Шумский глянул на друга пристальнее и выговорил глухо:
– Смерть! Нет, хуже смерти… Умирать, наверное, легче… Вот когда я узнал, что такое – адская мука… Когда Еву потерял, думал, хуже не будет… А теперь… вот…
Шумский не договорил и глубоко вздохнул.
– В чем дело? что случилось? Ведь ты говоришь, что не стрелял по нем… – спросил Квашнин.
– Как мальчишка дался… Отняли пистолет.
– И слава Богу! Мог убить.
– Он меня убил… Не я его… Одним словом убил, простым словом. Да, простое слово. Подкидыш!
– Что?! – воскликнул Квашнин. – Он тебе это сказал!
– Ты это знал…
Квашнин молчал.
– Ты это знал… Ты не удивился теперь… Вы все… Весь Петербург… Все знали! Зачем же никто мне не сказал это…
Шумский смолк и глядел перед собой в стену лихорадочно засверкавшими глазами.

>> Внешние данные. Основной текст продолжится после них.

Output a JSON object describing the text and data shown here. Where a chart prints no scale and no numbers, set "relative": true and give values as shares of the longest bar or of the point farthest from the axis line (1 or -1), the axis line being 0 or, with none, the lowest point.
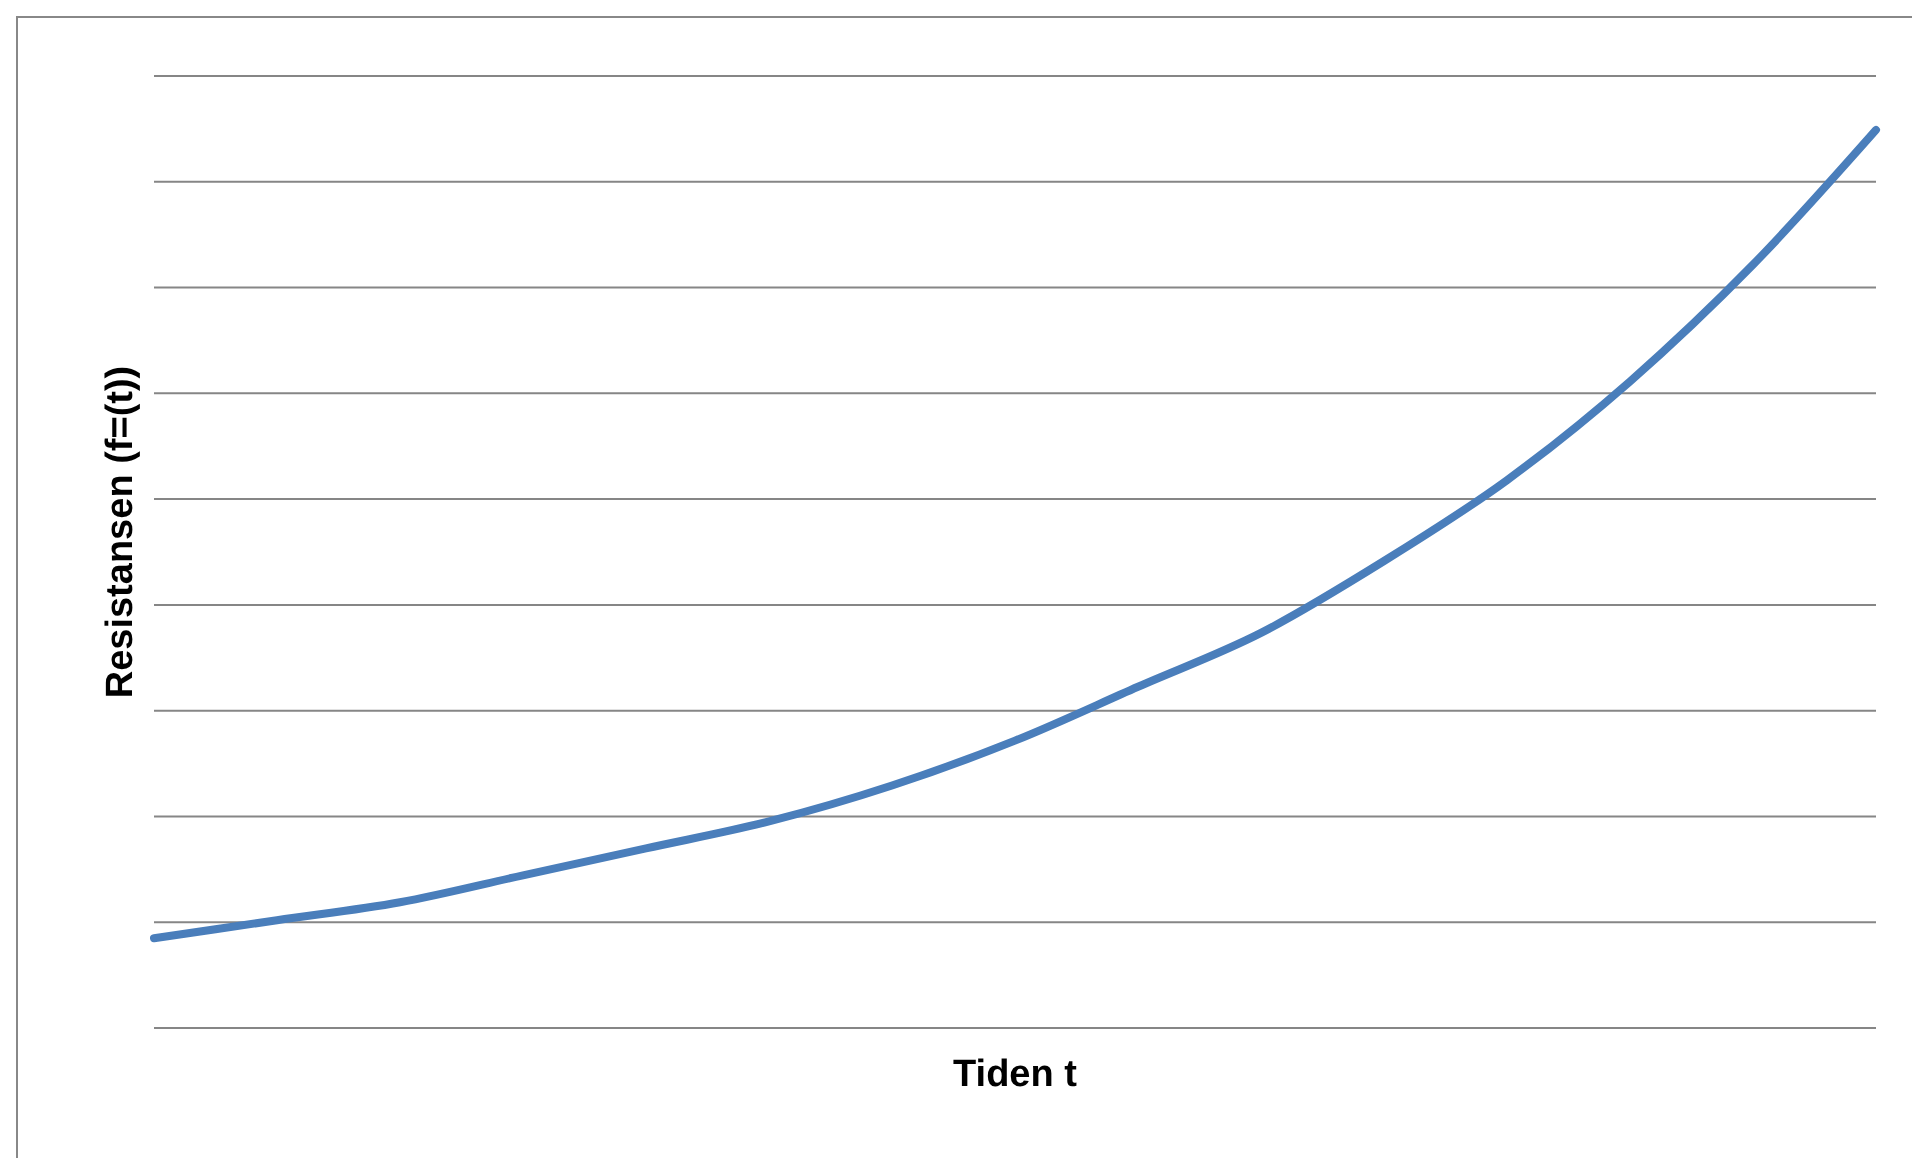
{
  "chart_data": {
    "type": "line",
    "relative": true,
    "xlabel": "Tiden t",
    "ylabel": "Resistansen (f=(t))",
    "grid": "y",
    "marker": "none",
    "line_style": "solid",
    "categories": [
      null,
      null,
      null,
      null,
      null,
      null,
      null,
      null,
      null,
      null,
      null,
      null,
      null,
      null,
      null
    ],
    "series": [
      {
        "color": "#4a7ebb",
        "values": [
          0.1,
          0.12,
          0.14,
          0.17,
          0.2,
          0.23,
          0.27,
          0.32,
          0.38,
          0.44,
          0.52,
          0.61,
          0.72,
          0.85,
          1
        ]
      }
    ]
  }
}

– Не будь фон Энзе – я бы и теперь не знал… Все воображал бы себя…
– Михаил Андреевич, разве этот немец присутствовал при твоем рождении, разве…
– Однако я – Андреевич… А граф – Алексей Андреевич.

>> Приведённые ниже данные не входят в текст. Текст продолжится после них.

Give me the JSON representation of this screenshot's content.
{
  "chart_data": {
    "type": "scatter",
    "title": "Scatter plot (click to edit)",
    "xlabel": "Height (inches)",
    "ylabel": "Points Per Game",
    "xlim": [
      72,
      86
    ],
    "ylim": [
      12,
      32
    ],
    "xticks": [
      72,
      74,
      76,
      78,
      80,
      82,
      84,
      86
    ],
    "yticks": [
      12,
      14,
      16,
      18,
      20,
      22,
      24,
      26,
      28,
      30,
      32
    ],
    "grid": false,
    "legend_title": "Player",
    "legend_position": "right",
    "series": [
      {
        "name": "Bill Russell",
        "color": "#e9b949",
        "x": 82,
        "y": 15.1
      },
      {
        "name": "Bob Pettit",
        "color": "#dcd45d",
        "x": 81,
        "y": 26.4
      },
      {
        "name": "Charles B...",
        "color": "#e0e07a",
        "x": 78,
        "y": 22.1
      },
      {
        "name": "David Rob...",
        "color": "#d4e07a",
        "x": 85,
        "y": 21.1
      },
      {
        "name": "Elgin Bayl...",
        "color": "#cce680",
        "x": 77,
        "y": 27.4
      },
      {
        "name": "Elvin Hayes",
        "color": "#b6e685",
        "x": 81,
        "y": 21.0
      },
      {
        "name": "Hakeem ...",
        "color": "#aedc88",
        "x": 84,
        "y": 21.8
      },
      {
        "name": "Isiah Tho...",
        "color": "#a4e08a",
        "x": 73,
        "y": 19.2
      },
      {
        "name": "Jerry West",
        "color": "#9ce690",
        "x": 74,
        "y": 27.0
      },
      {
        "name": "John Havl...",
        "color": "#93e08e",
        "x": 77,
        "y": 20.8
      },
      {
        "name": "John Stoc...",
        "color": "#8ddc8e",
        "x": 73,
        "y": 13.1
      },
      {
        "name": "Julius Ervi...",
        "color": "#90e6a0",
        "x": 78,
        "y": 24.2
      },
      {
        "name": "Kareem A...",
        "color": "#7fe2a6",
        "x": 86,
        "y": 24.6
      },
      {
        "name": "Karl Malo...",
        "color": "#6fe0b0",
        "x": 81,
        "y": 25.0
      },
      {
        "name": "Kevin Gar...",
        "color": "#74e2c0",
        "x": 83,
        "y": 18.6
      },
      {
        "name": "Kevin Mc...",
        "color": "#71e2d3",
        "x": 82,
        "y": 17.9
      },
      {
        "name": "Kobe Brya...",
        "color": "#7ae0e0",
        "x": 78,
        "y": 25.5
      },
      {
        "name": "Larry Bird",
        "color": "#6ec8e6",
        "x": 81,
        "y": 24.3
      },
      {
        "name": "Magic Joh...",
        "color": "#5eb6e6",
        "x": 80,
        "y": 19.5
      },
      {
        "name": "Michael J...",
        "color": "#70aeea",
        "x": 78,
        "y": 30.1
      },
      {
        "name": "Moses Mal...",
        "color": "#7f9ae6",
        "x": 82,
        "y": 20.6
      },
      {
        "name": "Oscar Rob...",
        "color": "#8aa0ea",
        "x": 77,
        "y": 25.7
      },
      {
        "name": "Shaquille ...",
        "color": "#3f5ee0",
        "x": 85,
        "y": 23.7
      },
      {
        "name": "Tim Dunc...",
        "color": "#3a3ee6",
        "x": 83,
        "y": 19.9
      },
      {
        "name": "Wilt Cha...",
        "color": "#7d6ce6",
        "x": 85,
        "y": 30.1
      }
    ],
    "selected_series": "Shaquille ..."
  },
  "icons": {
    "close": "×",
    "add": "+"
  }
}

– Это клеветническая выдумка… Такие вещи нельзя говорить. Все можно сказать. Надо доказать. Фон Энзе лжет…
– Нет, не лжет! – оживился Шумский. – Не таковский. Скажи фон Энзе, что я убийца, и я поверил бы. И стал бы вспоминать, когда убил.
– Надо доказать. Эдак и про меня и про всякого можно то же выдумать. Где доказательства? У кого они?
– Здесь. У меня!..
Шумский тихо принял одну руку из-под головы и показал себе на сердце.
– Здесь доказательство, что это правда… Подкидыш. Чужой… Да…
Квашнин опустил голову, голос Шумского тихий, томительный, за душу хватающий, потряс все его существо. Квашнин боялся, что слезы явятся у него в глазах, и он отвернулся.
– Я не верю, – проговорил он чуть слышно, но звук его голоса выдавал неправду.
– Я знаю… Да. Подкидыш! Недаром я с колыбели презирал эту пьяную бабу и ненавидел этого дуболома. Боже! Что царь нашел в нем? Что Россия видит в нем? Я вижу зверя и дурака. Да. Зверь и дурак! Свирепо жесток, и глуп…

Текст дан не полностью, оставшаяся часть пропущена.